В древнегреческой мифологии жестокий великан-циклоп, сын бога Посейдона и морской нимфы Фоосы.

Впервые опубликовано в журнале «The North American Review», в июне 1935 года

«Одноглазый испанец», один из первых путешественников, пробирался к американским берегам из тропиков, возможно, возвращаясь домой, а возможно, только для того, чтобы посмотреть, что можно увидеть. В оставленных им записях о плавании он не сообщает, как он там оказался, но представляется вероятным, что он направлялся домой и был сбит с курса. Последующие события показывают, что судно находилось в очень ветхом состоянии и нуждалось в капитальном ремонте: паруса были сняты, корабль протекал, запасы продовольствия и воды были почти исчерпаны. Ночью в шторм у одного из самых жестоких и зловещих мысов Атлантики «одноглазый испанец» был занесен и едва не потерпел крушение. Каким-то чудом судьбы он в темноте пробрался через один из заливов, а когда рассвело, оказался зажатым в огромной бухте с жемчужно-серой водой.

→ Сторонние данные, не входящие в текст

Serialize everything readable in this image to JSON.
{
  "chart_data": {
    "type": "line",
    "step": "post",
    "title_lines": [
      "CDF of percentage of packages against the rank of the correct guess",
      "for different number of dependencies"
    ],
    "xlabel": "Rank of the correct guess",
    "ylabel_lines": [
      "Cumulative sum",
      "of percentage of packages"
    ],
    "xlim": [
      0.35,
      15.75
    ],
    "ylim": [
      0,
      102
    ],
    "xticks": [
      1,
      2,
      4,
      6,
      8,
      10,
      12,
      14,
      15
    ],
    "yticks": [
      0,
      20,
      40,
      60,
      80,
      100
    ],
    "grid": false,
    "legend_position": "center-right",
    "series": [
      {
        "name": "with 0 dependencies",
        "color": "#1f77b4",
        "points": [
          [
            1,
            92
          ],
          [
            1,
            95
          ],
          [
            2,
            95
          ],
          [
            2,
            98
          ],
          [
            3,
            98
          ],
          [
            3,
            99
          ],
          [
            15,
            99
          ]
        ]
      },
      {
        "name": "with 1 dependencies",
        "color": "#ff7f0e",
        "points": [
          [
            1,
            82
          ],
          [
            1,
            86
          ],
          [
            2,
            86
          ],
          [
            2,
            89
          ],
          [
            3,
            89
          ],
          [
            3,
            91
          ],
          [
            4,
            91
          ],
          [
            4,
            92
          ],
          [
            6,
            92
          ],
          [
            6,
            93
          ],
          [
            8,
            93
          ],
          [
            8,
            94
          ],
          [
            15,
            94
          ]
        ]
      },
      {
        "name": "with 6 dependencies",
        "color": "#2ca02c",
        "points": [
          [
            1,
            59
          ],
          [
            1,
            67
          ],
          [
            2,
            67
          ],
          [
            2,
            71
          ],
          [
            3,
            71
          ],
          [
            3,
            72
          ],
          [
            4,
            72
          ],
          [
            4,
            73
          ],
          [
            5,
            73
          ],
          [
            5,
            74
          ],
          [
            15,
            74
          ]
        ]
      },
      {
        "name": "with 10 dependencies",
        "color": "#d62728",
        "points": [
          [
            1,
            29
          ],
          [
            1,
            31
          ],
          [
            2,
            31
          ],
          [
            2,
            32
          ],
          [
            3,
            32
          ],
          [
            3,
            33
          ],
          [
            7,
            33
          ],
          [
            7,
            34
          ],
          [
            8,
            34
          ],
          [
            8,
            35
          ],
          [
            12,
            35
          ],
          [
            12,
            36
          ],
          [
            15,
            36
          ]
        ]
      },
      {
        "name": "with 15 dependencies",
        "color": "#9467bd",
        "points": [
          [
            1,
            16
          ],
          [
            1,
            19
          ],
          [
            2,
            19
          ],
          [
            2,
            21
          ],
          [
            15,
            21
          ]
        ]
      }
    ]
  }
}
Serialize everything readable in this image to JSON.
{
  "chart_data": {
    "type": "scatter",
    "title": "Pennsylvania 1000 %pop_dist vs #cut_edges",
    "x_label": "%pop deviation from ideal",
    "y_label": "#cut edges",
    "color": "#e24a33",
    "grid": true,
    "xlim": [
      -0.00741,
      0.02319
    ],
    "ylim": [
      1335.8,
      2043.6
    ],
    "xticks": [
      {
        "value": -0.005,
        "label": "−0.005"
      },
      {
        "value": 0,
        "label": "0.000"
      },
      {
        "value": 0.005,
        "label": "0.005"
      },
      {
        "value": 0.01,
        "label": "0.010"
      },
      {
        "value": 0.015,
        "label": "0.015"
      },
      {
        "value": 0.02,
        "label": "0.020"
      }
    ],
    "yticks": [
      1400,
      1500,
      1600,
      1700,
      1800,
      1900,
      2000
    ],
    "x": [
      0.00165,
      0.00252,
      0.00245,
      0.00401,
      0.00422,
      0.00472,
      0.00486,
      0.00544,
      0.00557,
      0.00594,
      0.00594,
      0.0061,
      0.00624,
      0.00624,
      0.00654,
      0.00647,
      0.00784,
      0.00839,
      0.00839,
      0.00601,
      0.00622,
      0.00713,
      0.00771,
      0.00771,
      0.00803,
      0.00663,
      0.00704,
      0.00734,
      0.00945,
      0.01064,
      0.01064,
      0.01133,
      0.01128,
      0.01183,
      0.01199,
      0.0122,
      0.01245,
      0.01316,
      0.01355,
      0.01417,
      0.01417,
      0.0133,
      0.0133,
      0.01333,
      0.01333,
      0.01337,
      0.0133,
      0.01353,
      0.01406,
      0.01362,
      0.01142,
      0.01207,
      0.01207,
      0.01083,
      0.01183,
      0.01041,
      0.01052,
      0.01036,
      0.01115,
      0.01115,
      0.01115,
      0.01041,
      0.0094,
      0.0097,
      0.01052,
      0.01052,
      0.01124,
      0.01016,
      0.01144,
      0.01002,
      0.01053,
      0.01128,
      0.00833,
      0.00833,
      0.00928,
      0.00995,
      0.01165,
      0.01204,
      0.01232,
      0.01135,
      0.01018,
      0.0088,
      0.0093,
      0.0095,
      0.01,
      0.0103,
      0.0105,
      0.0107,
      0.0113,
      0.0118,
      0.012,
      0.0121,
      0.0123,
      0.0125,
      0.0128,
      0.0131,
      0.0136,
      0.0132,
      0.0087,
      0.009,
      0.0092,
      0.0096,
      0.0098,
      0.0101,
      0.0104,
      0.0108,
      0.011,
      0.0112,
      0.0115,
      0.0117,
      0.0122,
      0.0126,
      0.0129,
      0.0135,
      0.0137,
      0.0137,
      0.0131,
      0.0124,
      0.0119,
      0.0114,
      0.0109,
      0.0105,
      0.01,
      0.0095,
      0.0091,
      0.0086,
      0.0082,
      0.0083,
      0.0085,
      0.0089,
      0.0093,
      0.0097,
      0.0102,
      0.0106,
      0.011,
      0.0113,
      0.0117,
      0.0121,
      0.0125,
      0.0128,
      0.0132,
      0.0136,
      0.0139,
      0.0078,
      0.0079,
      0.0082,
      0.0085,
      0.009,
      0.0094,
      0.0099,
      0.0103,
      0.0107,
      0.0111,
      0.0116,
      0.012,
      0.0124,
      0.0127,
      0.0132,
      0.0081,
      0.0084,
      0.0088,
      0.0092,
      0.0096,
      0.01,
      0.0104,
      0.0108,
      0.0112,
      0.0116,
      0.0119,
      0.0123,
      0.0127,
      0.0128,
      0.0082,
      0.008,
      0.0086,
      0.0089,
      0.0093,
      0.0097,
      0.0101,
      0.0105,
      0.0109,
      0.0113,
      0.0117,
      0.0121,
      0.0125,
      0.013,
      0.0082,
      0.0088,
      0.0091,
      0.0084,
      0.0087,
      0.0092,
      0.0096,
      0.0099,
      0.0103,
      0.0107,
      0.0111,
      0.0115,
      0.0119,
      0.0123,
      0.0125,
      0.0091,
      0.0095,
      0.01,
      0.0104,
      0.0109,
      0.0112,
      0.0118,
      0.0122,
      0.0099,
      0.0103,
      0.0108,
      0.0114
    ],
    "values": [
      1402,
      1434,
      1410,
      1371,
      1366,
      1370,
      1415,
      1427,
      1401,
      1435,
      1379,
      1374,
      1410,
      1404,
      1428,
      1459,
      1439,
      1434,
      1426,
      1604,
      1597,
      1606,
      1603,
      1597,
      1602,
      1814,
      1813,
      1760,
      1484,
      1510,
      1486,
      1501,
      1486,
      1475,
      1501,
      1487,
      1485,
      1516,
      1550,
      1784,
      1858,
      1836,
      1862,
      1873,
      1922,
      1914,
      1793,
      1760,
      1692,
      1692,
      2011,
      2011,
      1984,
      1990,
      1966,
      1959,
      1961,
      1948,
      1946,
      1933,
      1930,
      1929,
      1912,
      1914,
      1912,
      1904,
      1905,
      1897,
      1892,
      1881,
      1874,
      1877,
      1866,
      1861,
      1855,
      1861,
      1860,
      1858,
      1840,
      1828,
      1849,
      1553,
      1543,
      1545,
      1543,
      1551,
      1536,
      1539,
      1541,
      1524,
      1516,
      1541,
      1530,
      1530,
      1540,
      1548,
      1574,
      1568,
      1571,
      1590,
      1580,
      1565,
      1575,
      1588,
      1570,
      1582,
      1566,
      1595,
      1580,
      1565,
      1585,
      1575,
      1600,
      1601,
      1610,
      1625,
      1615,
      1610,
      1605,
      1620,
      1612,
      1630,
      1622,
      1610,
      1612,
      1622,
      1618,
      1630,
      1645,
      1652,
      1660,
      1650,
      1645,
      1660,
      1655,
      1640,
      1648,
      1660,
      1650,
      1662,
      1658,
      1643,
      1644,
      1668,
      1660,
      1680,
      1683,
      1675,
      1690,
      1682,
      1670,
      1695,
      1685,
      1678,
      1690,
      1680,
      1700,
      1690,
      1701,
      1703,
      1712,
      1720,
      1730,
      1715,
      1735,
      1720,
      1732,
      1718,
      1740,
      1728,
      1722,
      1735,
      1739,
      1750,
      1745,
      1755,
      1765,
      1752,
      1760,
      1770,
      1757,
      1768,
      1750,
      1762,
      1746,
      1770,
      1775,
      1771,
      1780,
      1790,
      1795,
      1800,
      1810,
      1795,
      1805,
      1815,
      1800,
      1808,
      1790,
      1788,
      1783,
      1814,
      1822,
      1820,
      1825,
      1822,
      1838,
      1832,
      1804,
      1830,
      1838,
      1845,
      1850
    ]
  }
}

По мере того как свет усиливался, он разглядел в море длинную, почти непрерывную линию песчаных отмелей и островов, которые образовывали пустынную преграду между морем и материком и составляли ту самую бухту, в которой он оказался. Вдали на западе виднелась линия берега: тоже низкая, песчаная и пустынная. Прохладная серая вода утра мягко ударялась о борт корабля: он попал из воющей безбрежности моря в пустынное однообразие этого побережья. Это было такое мрачное и бесплодное побережье, какого «одноглазый испанец» никогда не видел. И действительно, для человека, который столько раз поднимался под мысы Европы, видел изрезанные меловые уступы, пышную зелень холмов и поминутную полосатую обработку земли, которая встречала моряка, возвращавшегося из долгого и опасного плавания, и пробуждала в нем невыразимые чувства к земле, которую обрабатывали и использовали на протяжении стольких веков, с ее почти личной связью с людьми, которые жили на ней, и чей прах погребен в ней, – должно быть, было что-то особенно пустынное в этом побережье, которое с безмерным равнодушием природы простиралось в безмолвии и пустыне. Испанец почувствовал и бесплодность, и пустынность этого места должным образом отражена в его журнале, который, по большей части, представляет собой довольно сухое чтение.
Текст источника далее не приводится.